High Earners Face State Tax Hikes

This guide to the highest-tax states can help top-earners lower their tax burden.


Retirees, in particular, often consider moving, and warm weather isn't the only reason Florida is a popular choice. In addition to its lack of state income tax, the state does not tax Social Security income or pension income, either. According to Thies, retirees are paying special attention to how tax rates differ by state now, in the wake of the recession, when so many people's savings have been battered. Where they choose to live in retirement, she says, plays a major role in the lifestyle they can afford, partly because of how much tax rates differ.

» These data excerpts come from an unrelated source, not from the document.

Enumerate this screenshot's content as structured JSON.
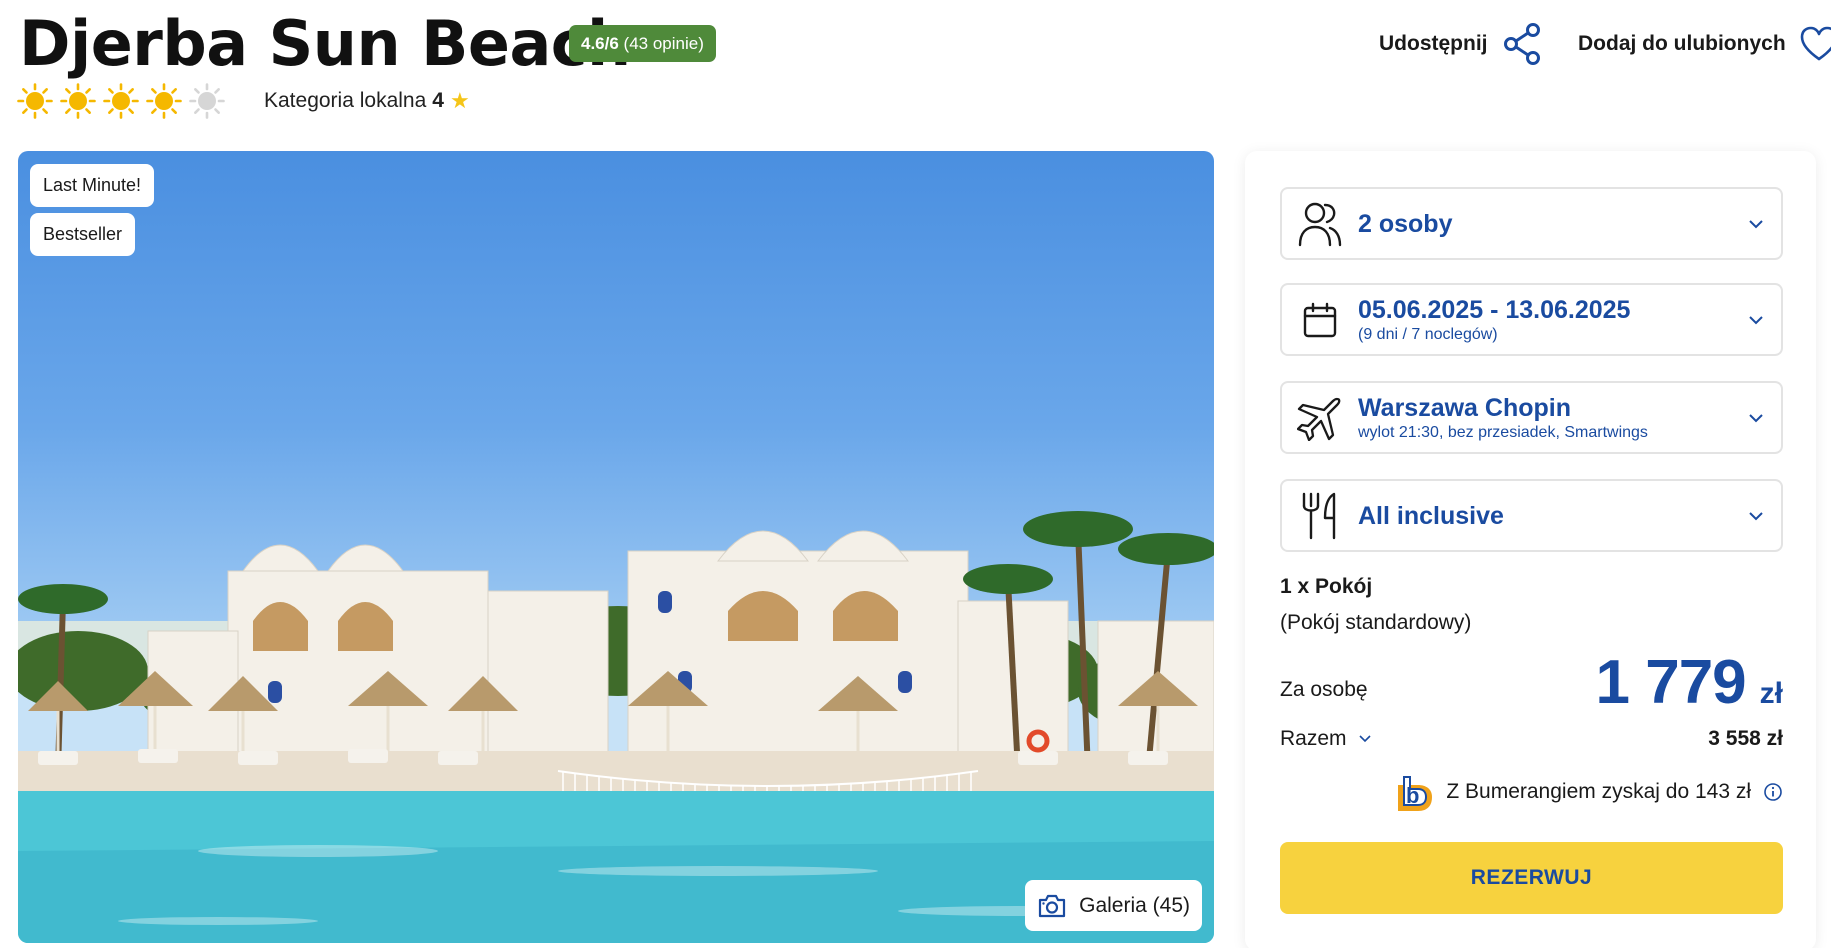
{
  "header": {
    "title": "Djerba Sun Beach",
    "rating": {
      "score": "4.6/6",
      "reviews": "(43 opinie)"
    },
    "sun_rating": {
      "filled": 4,
      "max": 5
    },
    "local_category": {
      "label": "Kategoria lokalna",
      "value": "4",
      "icon": "star-icon"
    },
    "share_label": "Udostępnij",
    "favorite_label": "Dodaj do ulubionych"
  },
  "gallery": {
    "tags": [
      "Last Minute!",
      "Bestseller"
    ],
    "gallery_button": "Galeria (45)"
  },
  "booking": {
    "people": {
      "main": "2 osoby",
      "icon": "people-icon"
    },
    "dates": {
      "main": "05.06.2025 - 13.06.2025",
      "sub": "(9 dni / 7 noclegów)",
      "icon": "calendar-icon"
    },
    "flight": {
      "main": "Warszawa Chopin",
      "sub": "wylot 21:30, bez przesiadek, Smartwings",
      "icon": "plane-icon"
    },
    "board": {
      "main": "All inclusive",
      "icon": "cutlery-icon"
    },
    "room_title": "1 x Pokój",
    "room_type": "(Pokój standardowy)",
    "per_person_label": "Za osobę",
    "price": "1 779",
    "currency": "zł",
    "total_label": "Razem",
    "total_value": "3 558 zł",
    "bumerang_text": "Z Bumerangiem zyskaj do 143 zł",
    "book_button": "REZERWUJ"
  },
  "colors": {
    "accent": "#1a4ba0",
    "rating_badge": "#4f8a3a",
    "book_button": "#f7d23e",
    "sun": "#f5b800"
  }
}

According to Thies's analysis, Alaska, Florida, Nevada, South Dakota, Texas, Washington, and Wyoming are the seven states that do not impose state income taxes on retirement income in addition to not charging state income tax. New Hampshire and Tennessee, meanwhile, charge income taxes only on dividends and interest (5 percent and 6 percent, respectively.) Maine, on the other hand, charges a relatively steep rate of 8.5 percent on income over $19,950 ($39,900 for joint filers). Federal law gives states wide latitude in how they decide to tax Social Security and pension income, which is why rates vary so widely.

The good news for big earners is that many of the recent tax hikes apply for a limited time only. In Oregon, for example, the recent hikes will be reversed in 2012, and Thies says she expects other states to reverse their tax rate increases as well, especially as the economy, and state budgets, slowly improve.

But when many states are raising their rates at the same time, as they're doing now, it can be harder to dodge the tax man. Unless, of course, you're considering a move to Alaska.